The life of a car reviewer involves pitfalls. Namely, you are a professional sybarite: Each week, a hot new machine is thrust upon you. It's great at first, but after you've driven every car you ever dreamed of, a strange ennui sets in – another day, another Lamborghini.
So you'll understand my initial reluctance when I got the opportunity to drive the Pagani Huayra BC. The Huayra is made in a tiny Italian factory, it has 789 horsepower, and it costs $2.5-million in Canada. Whatever. I've driven my share of supercars and most leave me cold. After you've done a few thousand kilometres in low-slung compensation devices with zero luggage space and race-track pretensions, you've had your fill. You get sick of the noise, the gun-slit door openings and people wondering why you, and not Brad Pitt, stepped out of that beautiful machine.
So I approached the Huayra with more than a little skepticism. On the face of it, this was just another ill-conceived fantasy car, an overpriced contraption that would soon join my dusty collection of barely remembered automotive toys.
Little did I know. I came away from my encounter with the Huayra BC a changed man. Many cars call themselves exotic, but the Huayra is in a league of its own. It is a beautiful, densely compacted collection of extraordinary components and swooping, extraterrestrial shapes, rendered in carbon fibre, titanium and milled aluminum. Every knob, switch and panel is sheer art, with the shimmering beauty of a jewelled watch movement. This is the Sistine Chapel with headlights and turbochargers.

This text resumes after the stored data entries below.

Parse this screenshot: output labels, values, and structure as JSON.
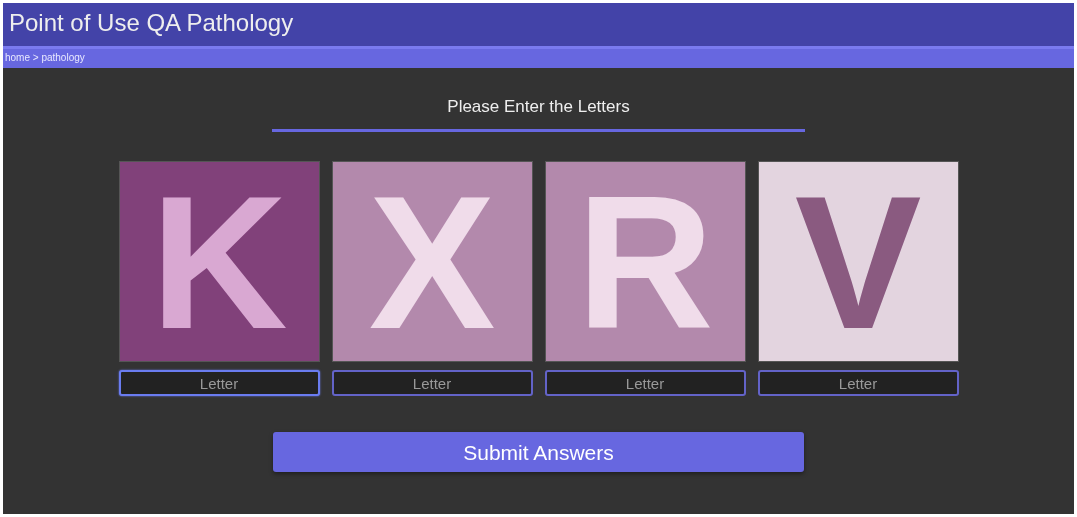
{
  "header": {
    "title": "Point of Use QA Pathology"
  },
  "breadcrumb": "home > pathology",
  "prompt": "Please Enter the Letters",
  "tiles": [
    {
      "letter": "K",
      "color": "#81417a",
      "input": {
        "placeholder": "Letter",
        "focused": true
      }
    },
    {
      "letter": "X",
      "color": "#b389ac",
      "input": {
        "placeholder": "Letter",
        "focused": false
      }
    },
    {
      "letter": "R",
      "color": "#b389ac",
      "input": {
        "placeholder": "Letter",
        "focused": false
      }
    },
    {
      "letter": "V",
      "color": "#e3d4df",
      "input": {
        "placeholder": "Letter",
        "focused": false
      }
    }
  ],
  "submit_button": "Submit Answers"
}
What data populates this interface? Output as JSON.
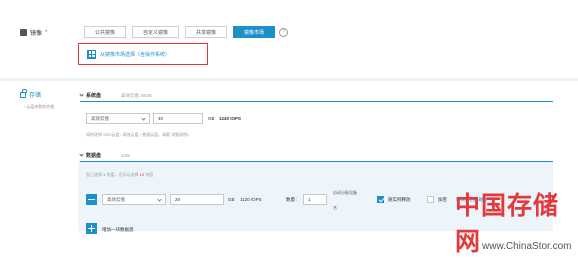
{
  "image": {
    "label": "镜像",
    "required_mark": "*",
    "tabs": [
      {
        "label": "公共镜像",
        "active": false
      },
      {
        "label": "自定义镜像",
        "active": false
      },
      {
        "label": "共享镜像",
        "active": false
      },
      {
        "label": "镜像市场",
        "active": true
      }
    ],
    "help": "?",
    "pick_link": "从镜像市场选择（含操作系统）"
  },
  "storage": {
    "title": "存储",
    "subtitle": "云盘参数和性能",
    "system_disk": {
      "title": "系统盘",
      "meta": "高效云盘  40GB",
      "type": "高效云盘",
      "size": "40",
      "unit": "GB",
      "iops": "1240 IOPS",
      "hint": "如何选择 SSD云盘 / 高效云盘 / 普通云盘，请看 详细说明»"
    },
    "data_disk": {
      "title": "数据盘",
      "count": "1/16",
      "summary_prefix": "您已选择",
      "summary_selected": "1",
      "summary_mid": "块盘，还可以选择",
      "summary_remaining": "15",
      "summary_suffix": "块盘",
      "type": "高效云盘",
      "size": "20",
      "unit": "GB",
      "iops": "1120 IOPS",
      "qty_label": "数量：",
      "qty": "1",
      "device_label_1": "自动分配设备",
      "device_label_2": "名",
      "release_label": "随实例释放",
      "release_checked": true,
      "encrypt_label": "加密",
      "encrypt_checked": false,
      "snapshot_link": "用快照创建磁盘",
      "add_label": "增加一块数据盘"
    }
  },
  "watermark": {
    "cn": "中国存储网",
    "en": "www.ChinaStor.com"
  },
  "colors": {
    "accent": "#1e90c8",
    "highlight_border": "#e4393c",
    "watermark_red": "#e4393c"
  }
}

After staring at the Pagani for a while, it was time for a drive. With nearly 800 horsepower and a curb weight of just over 1,200 kilos, the Huayra has the kind of power-to-weight ratio you normally find in machines like the F-18 fighter jet. The Huayra's acceleration is best described as hallucinatory (zero to 100 km/h takes 2.8 seconds). Top speed is in the region of 380 km/h.
Out on the road, the Huayra BC is an apex predator, ruling its tarmac domain as surely as a Great White rules the waters off the Farallon Islands. Everyone stares. Operating the Huayra in everyday highway traffic is like commanding a starship: Cars and trucks flicker past like asteroids. The V-12 motor howled behind my head, an internal-combustion aria that urged me to keep my foot on the accelerator even as the numbers on the digital speedometer flicked up into Indictable Offense territory.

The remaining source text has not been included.